By RAmpersaND 16 Comments
The Good: The series made me like Baird for once! The controls are nearly flawless. Multi-player comes in a variety of deathmatch and objective flavors.
The Bad: Everything else? First and foremost, the campaign's story is lacking in every way: its premise, plot, and storytelling all disappoint.
In short, Gears 3 is the story of Adam Fenix's quest to eradicate the Lambent. When I began Gears 3's campaign, I didn't remember much of anything about Marcus's dad or his "glowy" nemeses... which was especially strange given that I had just watched the 2-minute "previously in" video that Gears 3 offers. Said crash course in Gears history discusses E-Day, the Hammer of Dawn, the Stranded, and Jacinto... then introduces the Lambent as if they were a brand-new threat. Am I not the only one who'd forgotten about them since 2008? This video doesn't even allude to Adam, and it's his project that drives the entire plot!

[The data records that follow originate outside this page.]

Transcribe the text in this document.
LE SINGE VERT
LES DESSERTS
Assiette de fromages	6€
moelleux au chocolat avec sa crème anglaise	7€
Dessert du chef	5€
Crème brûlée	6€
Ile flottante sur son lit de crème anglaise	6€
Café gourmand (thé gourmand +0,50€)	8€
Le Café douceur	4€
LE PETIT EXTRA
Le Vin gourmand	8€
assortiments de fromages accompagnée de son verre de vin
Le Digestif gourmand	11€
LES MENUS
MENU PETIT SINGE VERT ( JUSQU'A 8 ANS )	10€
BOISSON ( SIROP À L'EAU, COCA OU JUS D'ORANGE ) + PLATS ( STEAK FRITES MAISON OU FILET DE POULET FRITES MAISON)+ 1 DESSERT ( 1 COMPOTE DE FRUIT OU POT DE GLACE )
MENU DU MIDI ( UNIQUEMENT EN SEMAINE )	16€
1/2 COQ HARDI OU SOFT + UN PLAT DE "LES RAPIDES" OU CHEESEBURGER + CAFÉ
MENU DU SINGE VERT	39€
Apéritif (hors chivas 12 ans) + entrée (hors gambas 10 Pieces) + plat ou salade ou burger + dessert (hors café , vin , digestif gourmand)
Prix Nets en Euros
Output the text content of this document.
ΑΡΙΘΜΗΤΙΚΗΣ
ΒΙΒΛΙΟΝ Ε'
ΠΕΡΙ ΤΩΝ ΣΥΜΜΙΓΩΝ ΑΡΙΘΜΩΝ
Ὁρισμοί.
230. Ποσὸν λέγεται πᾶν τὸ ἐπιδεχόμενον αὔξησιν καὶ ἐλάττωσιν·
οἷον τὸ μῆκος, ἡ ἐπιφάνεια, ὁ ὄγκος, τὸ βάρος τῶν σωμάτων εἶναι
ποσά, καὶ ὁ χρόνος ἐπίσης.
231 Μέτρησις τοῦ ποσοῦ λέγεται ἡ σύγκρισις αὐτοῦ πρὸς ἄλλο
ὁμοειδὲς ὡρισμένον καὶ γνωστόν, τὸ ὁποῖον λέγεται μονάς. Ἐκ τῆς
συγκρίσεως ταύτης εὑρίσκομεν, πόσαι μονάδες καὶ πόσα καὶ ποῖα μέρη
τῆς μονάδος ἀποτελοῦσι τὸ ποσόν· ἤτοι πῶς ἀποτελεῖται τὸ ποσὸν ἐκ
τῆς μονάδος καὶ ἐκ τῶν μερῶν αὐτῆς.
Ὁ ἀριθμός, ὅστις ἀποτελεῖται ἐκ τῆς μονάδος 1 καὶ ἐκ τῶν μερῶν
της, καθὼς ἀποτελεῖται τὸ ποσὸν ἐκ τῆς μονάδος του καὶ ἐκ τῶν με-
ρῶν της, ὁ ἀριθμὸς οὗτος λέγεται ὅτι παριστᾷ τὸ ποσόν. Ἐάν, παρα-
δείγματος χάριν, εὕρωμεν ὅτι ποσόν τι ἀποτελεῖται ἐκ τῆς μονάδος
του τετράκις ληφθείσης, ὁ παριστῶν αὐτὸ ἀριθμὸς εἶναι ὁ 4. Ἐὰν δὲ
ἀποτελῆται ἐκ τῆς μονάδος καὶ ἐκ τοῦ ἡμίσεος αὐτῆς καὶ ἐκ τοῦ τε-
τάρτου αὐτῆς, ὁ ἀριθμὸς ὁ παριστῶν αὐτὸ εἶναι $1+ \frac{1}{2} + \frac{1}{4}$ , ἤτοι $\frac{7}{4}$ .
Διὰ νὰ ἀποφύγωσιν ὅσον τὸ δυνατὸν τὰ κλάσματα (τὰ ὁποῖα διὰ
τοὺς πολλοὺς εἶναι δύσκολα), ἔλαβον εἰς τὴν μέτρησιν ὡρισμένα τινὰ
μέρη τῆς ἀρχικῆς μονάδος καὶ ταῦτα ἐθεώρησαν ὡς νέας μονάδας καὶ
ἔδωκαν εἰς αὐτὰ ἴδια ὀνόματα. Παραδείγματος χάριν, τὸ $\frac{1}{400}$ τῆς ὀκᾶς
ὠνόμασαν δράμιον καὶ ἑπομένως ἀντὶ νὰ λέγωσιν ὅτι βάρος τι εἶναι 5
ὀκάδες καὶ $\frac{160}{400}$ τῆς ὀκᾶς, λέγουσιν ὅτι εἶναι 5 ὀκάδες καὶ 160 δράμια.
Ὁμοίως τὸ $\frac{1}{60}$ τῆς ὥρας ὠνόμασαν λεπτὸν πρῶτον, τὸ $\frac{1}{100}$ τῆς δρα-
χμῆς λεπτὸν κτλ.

Speaking of Gears 3's plot, it follows a familiar three-act structure. And by that, I don't mean that it follows a traditional three-act structure; I mean that it follows a particular three-act structure: namely, the one outlined by South Park's underpants gnomes in their legendary business plan.
No, seriously. This is Gears 3's entire plot:
- Act 1: Learn the location of Adam Fenix.
- Act 2: Look for fuel.
- Act 3: Look for fuel.
- Act 4: Look for fuel.
- Act 5: Finally reach Adam Fenix.
Literally 60% of the game is devoted to looking for fuel.
Alas - even if Gears 3 had carried a decent plot, its narrative would've been undermined by shoddy storytelling.
Why do cut scenes interrupt gameplay so frequently and abruptly? Why does the game's camera force players to press and hold a button when it wants to focus on something important, instead of just auto-panning? And why does every handle, switch, and knob in the game shimmer like a sun-struck diamond, as if Epic thought that even the most experienced players might need constant reminding of how doors work? These hold-overs from 2006 didn't grate in 2008, but now, they serve only to annoy; I suppose that's just how rapidly game design has advanced in the past five years.
And really, that's the main problem with Gears 3: it does so little to advance even its own series. It features plenty of new locales, but none of them are memorable; it introduces a slew of new faces, but not one of them leaves an impression. Even graphically, Gears 3 is scarcely superior to its forebears.
When the first Gears launched, it offered a fresh experience: roadie run and grab cover, then down foes and curb-stomp them. When Gears 2 shipped, it revitalized that concept by introducing game-changing new weapons and modes, 5v5 matches, and the ability to use downed opponents as human shields. With the release of Gears 3, I honestly don't know that there are any new features worth boasting about. (Dedicated servers for online multi-player sure are nice, but they would've been even nicer three years ago.)
Don't get me wrong: despite all of these complaints, Gears 3 is a perfectly competent game. But considering that its single-player is a plodding mess and its multi-player feels like little more than a glorified Gears 2 map pack, I'm ultimately left wondering, "What was the point?" *
The Stand-out Moment: [Character name redacted] sacrificing himself to save the rest of the squad.
The Verdict: 8.0 (out of 10)
* Obviously, the point was to get suckers like me to hand over $60. And it worked!